Leslieville Pumps is reminiscent of a Northern Ontario truck stop. Faux Muskoka chairs line the window outside under the old-tyme storefront, while inside cottage memorabilia decorates the walls, and a quarter will buy you a gumball from two giant gas pump-shaped dispensers. There are some notable differences however.
First of all, they don't sell live bait, and second of all, the menu doesn't consist of day old wieners, or vacuum sealed sandwiches. You won't find an expiry date on any of the food here.
Instead, everything is made in-house by co-owner Judson Flom who left a career of working in the higher end of the food industry, to pursue his one true love...barbecue. So when the old Country Style at Queen and Carlaw went up for sale, Judson and his brother Greg made a move.
Last Wednesday, I unintentionally skipped breakfast but it was a good thing I did. I met with a friend and her little one for lunch at the Pumps, and I was starving by the time one o'clock rolled around--which explains the following list of menu items we consumed.
While waiting for our food (which also takes longer than your average gas station, but this is a good thing) we busied ourselves with reading the decades-old newspaper clippings that cover the tables along with old photos of the station back when the Shoppers across the street was a Dominion.

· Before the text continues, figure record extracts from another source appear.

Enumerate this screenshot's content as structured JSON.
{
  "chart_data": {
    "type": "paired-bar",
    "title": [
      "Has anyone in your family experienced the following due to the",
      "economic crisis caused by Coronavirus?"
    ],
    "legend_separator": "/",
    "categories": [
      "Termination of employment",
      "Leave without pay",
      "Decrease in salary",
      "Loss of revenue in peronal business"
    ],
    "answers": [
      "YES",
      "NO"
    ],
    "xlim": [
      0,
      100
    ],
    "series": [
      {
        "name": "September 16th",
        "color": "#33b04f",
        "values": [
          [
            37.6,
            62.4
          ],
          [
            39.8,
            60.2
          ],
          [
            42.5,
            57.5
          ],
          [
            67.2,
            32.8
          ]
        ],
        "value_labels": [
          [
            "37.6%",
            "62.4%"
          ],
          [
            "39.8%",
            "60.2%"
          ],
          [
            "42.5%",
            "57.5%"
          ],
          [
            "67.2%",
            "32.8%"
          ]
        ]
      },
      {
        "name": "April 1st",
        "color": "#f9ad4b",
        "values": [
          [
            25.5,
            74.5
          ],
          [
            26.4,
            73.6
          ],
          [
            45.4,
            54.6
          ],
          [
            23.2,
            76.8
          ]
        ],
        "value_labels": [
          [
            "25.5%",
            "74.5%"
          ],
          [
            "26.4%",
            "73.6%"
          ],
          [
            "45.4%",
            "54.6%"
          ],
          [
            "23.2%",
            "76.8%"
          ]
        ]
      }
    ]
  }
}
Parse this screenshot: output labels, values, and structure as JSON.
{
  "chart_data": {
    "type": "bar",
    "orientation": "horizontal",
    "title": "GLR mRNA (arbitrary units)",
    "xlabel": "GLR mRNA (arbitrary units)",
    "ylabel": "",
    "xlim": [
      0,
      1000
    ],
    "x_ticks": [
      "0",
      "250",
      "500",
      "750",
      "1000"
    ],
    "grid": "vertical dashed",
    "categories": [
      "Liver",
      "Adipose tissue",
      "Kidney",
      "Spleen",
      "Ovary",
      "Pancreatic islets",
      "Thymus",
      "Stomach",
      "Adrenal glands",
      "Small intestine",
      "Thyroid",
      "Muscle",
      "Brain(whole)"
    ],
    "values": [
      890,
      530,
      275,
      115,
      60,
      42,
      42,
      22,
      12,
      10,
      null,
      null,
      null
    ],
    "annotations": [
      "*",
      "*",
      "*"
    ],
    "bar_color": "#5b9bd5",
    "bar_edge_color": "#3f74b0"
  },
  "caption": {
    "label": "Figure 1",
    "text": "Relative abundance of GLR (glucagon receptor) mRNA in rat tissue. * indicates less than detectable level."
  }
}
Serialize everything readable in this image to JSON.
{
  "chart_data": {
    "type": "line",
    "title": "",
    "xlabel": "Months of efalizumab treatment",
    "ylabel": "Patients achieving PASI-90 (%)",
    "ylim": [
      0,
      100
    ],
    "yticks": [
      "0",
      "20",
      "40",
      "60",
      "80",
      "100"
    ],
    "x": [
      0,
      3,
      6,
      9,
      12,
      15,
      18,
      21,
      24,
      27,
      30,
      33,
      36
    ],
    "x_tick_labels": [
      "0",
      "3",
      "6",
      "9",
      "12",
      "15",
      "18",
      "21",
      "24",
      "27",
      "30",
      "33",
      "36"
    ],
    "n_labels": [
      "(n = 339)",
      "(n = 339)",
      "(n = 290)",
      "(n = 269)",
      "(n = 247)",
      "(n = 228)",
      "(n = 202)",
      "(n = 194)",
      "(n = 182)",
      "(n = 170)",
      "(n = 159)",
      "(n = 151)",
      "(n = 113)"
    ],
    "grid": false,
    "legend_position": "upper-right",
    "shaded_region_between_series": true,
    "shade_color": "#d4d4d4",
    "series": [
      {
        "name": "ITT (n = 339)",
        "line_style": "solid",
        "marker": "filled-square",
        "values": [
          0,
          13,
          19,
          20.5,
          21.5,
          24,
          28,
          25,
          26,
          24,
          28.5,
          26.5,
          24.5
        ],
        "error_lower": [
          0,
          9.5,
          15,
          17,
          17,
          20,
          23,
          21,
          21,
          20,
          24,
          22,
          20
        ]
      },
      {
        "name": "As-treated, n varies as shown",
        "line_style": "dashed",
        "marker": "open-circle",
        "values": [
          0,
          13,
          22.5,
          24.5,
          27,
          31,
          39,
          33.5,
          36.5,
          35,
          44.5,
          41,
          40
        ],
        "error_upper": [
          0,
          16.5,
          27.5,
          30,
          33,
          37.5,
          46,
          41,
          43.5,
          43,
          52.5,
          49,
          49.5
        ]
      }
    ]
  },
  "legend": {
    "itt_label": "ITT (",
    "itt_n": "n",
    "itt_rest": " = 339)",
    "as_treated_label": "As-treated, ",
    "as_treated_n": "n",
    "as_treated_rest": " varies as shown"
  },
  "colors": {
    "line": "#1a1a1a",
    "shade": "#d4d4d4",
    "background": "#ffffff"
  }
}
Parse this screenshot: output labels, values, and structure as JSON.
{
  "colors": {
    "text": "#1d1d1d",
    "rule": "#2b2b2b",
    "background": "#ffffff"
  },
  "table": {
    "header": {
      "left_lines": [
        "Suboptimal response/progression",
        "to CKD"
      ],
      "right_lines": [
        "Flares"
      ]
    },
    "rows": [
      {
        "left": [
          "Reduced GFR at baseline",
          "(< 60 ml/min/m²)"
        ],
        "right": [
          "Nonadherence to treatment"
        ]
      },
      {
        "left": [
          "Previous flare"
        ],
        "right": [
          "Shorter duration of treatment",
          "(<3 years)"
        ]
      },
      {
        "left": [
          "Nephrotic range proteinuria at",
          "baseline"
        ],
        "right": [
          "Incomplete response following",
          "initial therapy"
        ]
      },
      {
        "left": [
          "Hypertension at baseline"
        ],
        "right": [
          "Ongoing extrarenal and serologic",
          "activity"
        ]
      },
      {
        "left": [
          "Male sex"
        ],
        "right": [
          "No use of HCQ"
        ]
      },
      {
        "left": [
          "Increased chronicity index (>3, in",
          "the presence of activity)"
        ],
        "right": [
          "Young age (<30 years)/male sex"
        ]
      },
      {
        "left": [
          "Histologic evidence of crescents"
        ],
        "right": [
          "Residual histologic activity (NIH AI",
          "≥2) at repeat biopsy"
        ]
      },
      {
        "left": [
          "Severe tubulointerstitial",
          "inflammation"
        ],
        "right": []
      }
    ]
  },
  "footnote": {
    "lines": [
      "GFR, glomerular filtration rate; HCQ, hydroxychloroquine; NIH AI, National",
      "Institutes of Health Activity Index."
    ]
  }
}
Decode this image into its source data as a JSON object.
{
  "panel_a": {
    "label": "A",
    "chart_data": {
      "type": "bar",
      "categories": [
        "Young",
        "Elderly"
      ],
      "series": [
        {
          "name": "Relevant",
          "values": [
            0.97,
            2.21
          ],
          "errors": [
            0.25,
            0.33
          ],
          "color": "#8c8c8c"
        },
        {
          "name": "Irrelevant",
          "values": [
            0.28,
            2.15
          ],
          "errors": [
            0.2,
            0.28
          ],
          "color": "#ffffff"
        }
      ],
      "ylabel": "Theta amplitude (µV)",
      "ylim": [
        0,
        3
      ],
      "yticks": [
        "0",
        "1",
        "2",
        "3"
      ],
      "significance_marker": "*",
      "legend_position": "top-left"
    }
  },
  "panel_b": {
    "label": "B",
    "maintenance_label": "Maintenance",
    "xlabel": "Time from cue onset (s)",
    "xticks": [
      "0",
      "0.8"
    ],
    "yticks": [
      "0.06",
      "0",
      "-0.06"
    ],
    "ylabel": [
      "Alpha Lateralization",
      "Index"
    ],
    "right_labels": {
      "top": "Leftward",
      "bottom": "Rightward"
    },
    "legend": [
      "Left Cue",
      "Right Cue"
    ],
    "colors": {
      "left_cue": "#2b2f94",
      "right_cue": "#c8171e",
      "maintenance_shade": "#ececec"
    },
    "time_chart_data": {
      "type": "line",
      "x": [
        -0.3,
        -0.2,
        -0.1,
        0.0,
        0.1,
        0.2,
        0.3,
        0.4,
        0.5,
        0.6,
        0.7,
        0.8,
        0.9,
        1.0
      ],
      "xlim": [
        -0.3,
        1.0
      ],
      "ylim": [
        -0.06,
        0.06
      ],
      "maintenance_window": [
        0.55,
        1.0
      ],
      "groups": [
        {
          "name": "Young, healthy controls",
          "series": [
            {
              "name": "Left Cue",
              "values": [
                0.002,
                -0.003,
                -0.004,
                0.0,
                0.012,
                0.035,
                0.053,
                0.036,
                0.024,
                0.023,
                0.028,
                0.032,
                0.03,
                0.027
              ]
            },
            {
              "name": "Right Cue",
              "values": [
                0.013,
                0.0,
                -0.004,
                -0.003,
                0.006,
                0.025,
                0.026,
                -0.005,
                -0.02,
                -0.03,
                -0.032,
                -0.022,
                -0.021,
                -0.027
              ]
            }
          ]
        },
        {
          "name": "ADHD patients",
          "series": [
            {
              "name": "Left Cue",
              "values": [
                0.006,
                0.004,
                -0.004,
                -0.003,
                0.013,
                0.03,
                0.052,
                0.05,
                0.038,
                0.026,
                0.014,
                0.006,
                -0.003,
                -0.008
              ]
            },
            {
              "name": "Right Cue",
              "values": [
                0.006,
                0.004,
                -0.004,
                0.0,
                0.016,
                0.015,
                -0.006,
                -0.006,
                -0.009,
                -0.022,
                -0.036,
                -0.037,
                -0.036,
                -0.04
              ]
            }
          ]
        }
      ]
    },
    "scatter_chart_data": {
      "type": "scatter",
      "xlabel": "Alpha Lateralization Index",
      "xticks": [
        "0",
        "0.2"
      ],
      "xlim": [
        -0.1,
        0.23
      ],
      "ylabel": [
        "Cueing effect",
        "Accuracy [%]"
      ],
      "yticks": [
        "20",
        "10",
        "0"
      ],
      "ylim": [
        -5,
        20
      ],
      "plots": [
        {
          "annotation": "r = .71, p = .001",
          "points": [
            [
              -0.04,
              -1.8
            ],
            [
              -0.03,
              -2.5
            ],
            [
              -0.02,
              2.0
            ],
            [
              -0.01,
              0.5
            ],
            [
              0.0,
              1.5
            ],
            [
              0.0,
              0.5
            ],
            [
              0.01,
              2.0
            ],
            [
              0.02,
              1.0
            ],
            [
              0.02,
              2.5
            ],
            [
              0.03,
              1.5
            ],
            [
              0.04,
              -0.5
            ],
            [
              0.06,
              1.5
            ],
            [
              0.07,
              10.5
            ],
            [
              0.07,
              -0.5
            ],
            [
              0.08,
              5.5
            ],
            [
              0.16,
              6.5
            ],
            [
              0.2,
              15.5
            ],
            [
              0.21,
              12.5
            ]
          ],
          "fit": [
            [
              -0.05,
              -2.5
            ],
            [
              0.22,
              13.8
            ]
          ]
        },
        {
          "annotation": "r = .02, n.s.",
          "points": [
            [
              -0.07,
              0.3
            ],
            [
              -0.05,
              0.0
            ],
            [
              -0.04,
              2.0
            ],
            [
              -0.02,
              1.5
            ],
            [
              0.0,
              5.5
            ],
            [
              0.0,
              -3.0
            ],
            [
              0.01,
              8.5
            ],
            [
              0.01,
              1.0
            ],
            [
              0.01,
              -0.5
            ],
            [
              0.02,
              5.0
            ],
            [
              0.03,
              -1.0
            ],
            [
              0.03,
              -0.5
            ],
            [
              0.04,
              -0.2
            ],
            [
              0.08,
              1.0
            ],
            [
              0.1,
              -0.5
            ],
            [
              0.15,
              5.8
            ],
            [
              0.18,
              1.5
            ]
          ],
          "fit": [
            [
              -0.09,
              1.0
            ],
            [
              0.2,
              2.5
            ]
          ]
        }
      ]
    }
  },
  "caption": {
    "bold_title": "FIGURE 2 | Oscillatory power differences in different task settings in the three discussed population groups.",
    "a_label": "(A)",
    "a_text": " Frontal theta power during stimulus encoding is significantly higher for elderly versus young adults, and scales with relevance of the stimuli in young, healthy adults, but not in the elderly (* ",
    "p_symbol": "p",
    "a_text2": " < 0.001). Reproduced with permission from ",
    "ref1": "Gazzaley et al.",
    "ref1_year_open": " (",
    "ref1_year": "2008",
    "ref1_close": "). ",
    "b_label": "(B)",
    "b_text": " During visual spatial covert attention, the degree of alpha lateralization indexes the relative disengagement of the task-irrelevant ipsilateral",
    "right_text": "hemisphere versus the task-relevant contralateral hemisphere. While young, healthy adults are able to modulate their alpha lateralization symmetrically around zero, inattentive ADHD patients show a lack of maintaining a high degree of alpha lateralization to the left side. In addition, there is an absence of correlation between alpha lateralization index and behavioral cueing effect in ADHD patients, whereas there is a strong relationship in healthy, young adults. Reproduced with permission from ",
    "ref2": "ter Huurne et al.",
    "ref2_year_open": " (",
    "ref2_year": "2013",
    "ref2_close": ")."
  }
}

Up first were the sandwiches. We split a Hickory Smoked Chicken and a Southern Beef Brisket ($7.74 each), which some are already saying is the best in Toronto. Despite this, my favourite of the two was the chicken. The chicken thigh, topped with arugula and tomatoes, was unbelievably tender and I loved the sauce (a mixture of the Pump's own bbq sauce and sweet chili aioli--it tasted similar to what you might expect of a pulled pork sandwich but with a spicy kick).
The brisket, smoked for 14 hours, is then topped with crispy onions, grainy mustard and once again the Pump's own bbq sauce (top photo). It was smoky and tender, but it didn't do it for me as much as the chicken.
On the side we had the corn fritters ($3.99) and dipped them in a Creole sauce made of a secret blend of herbs and spices from their rooftop garden. They aren't the most attractive dish--almost like old-fashioned timbits punctuated with corn kernels--but they were surprisingly addictive.
And because I've never said no to a deep fried pickle, we had to try the Pump's version ($3.99). The pickles breaded in Panko were fantastic--the coating was crispy and buttery while the pickles maintained their crunch. Definitely the best I've had in a while.
And just to push ourselves over the edge, (neither of us ended up eating dinner that night) we tried the French Toast Fingers. Drizzled with milk chocolate and sprinkled with bacon, they were 50% breakfast, 50% dessert, but 100% delicious. Given the ingredients, this dish was decadent without being cloyingly sweet.
Leslieville Pumps draws a mixed crowd. Devoted first-name-basis regulars of its previous incarnation still show up for their double-double with a side of scratch and win tickets, while others have caught on to what the kitchen is serving up, and some just run in to pay for their gas and head back to their car unaware of the delicious sandwiches they missed out on.
Lunch and dinner isn't the only thing on offer at The Pumps. Open for 24 hours a day, 7 days a week, the Pumps serves up breakfast sandwiches, and fresh-baked goods including blueberry muffins and butter tarts.
Even when the kitchen closes at 8pm, hungry patrons can still find a meal in slow-cooked authentic Sri Lankan curry made by a staff member using her own recipe. I was told it's a hit with cab drivers around the 3am mark when the shifts are changing and drivers are running on empty.